Perhaps cultural scholars will eventually figure out what Richard Lester’s 1965 film The Knack .. And How To Get It means. Until then we must decide: it is arguably the most impactful British film of all time, made a year after the Beatles film A Hard Day’s Night.
He documented “Swinging London” when it started.
And he discovered Charlotte Rampling.
And Jane Birkin.
Anyone who has ever seen “Blow Up” by Michelangelo Antonioni – shot in London a year after “The Knack” – will never forget Jane Birkin anyway.
But most people remember “Je T’aime… Moin Non Plus,” their duet with Serge Gainsbourg, which they recorded while they were married in 1976. Since then, Jane Birkin’s name has mostly been mispronounced in French. In any case, she almost only got acting roles in France, Michael Deville’s “The Wild Sheep” (1973), later Jacques Rivette’s “The Beautiful Querulantin” (1991) and “Life is a Chanson” (1997) by Alain Resnais. Curiously, she starred in two British Hercule Poirot hams with Peter Ustinov, Death on the Nile (1978) and Evil Under the Sun (1981). She is the best in these movies. And the prettiest anyway.

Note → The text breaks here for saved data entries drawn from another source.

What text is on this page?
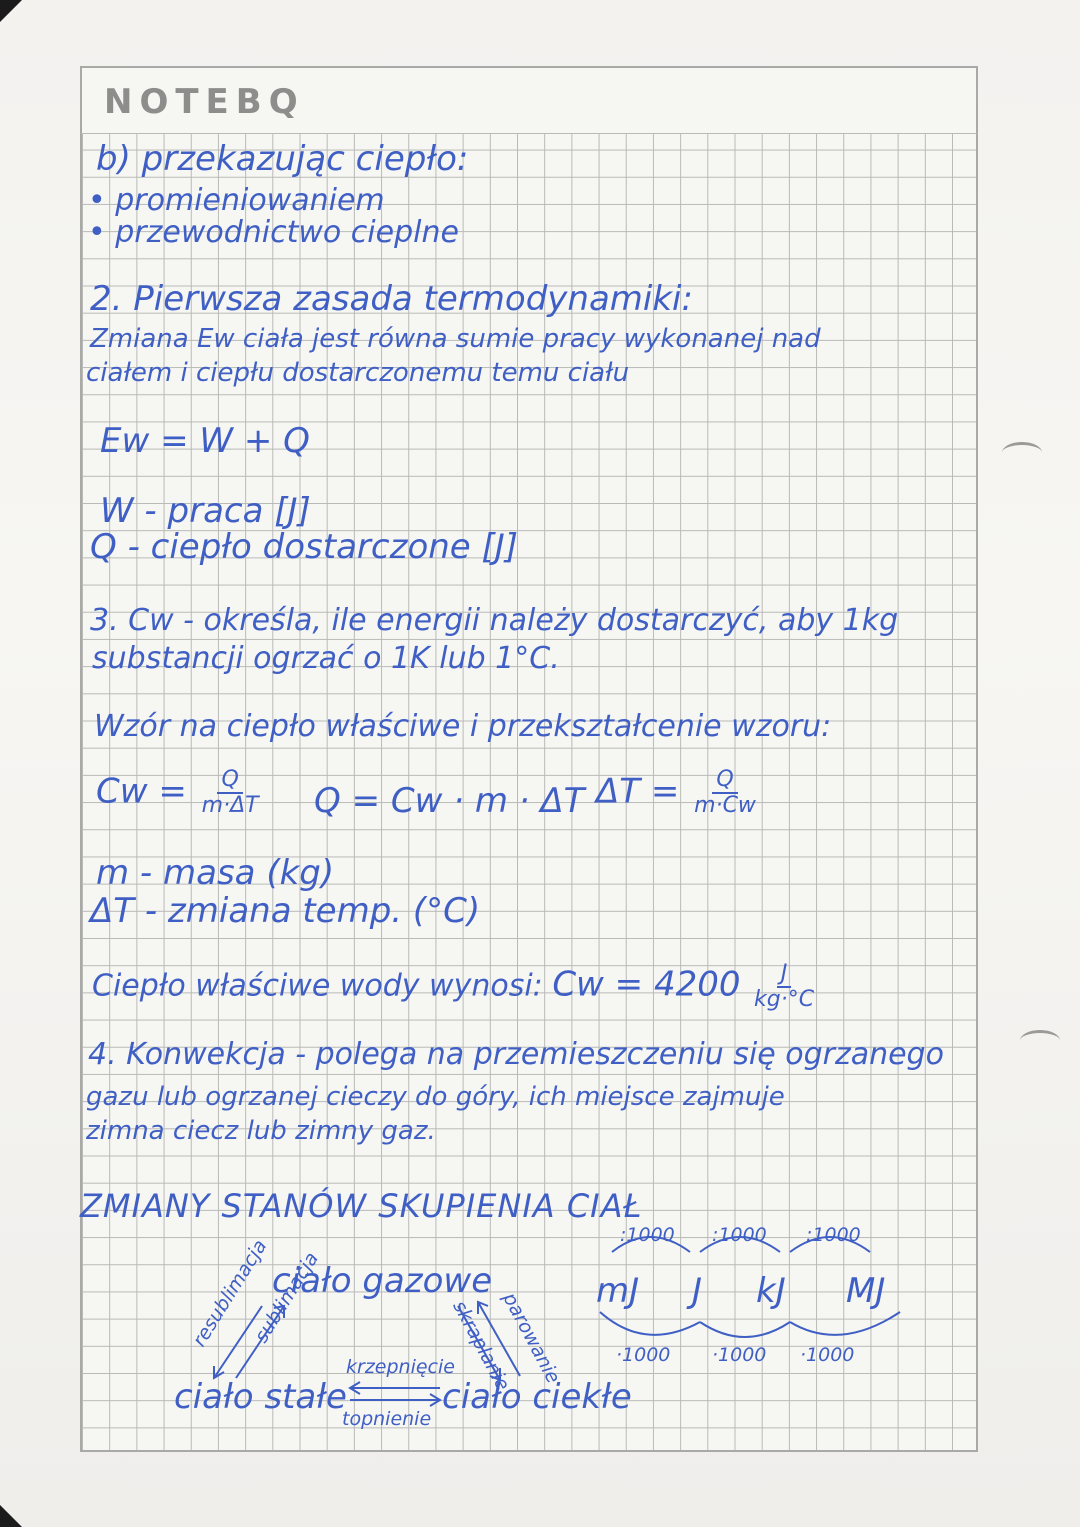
NOTEBQ
b) przekazując ciepło:
• promieniowaniem
• przewodnictwo cieplne
2. Pierwsza zasada termodynamiki:
Zmiana Ew ciała jest równa sumie pracy wykonanej nad
ciałem i ciepłu dostarczonemu temu ciału
Ew = W + Q
W - praca [J]
Q - ciepło dostarczone [J]
3. Cw - określa, ile energii należy dostarczyć, aby 1kg
substancji ogrzać o 1K lub 1°C.
Wzór na ciepło właściwe i przekształcenie wzoru:
$Cw = \frac{Q}{m\cdot\Delta T}$ Q = Cw · m · ΔT $\Delta T = \frac{Q}{m\cdot Cw}$
m - masa (kg)
ΔT - zmiana temp. (°C)
Ciepło właściwe wody wynosi: $Cw = 4200 \frac{J}{kg\cdot^\circ C}$
4. Konwekcja - polega na przemieszczeniu się ogrzanego
gazu lub ogrzanej cieczy do góry, ich miejsce zajmuje
zimna ciecz lub zimny gaz.
ZMIANY STANÓW SKUPIENIA CIAŁ
ciało gazowe
ciało stałe	ciało ciekłe
resublimacja
sublimacja	skraplanie
parowanie
krzepnięcie
topnienie
mJ J kJ MJ
:1000 :1000 :1000
·1000 ·1000 ·1000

Jane Birkin came from London-Marylebone, where she was born in 1946. The father was a naval officer, the mother was an actress. So it wasn’t surprising that she was cast in The Knack, a film that couldn’t be made today (nor could Blow Up). In 1968 Birkin married John Barry, the highly acclaimed composer of the James Bond scores, and later Serge Gainsbourg, the greatest provocateur in popular music, if not the world. She worked on Gainsbourg’s masterpiece L’Histoire de Nelson (1971), as well as on the accompanying film. After separating from Gainsbourg, she married film director Jacques Doillon.
Jane Birkin’s published diaries (in the German version of 2019) have remained as fragmentary as her film career and recordings.
And just as fascinating.
Jane Birkin died yesterday in Paris at the age of 76.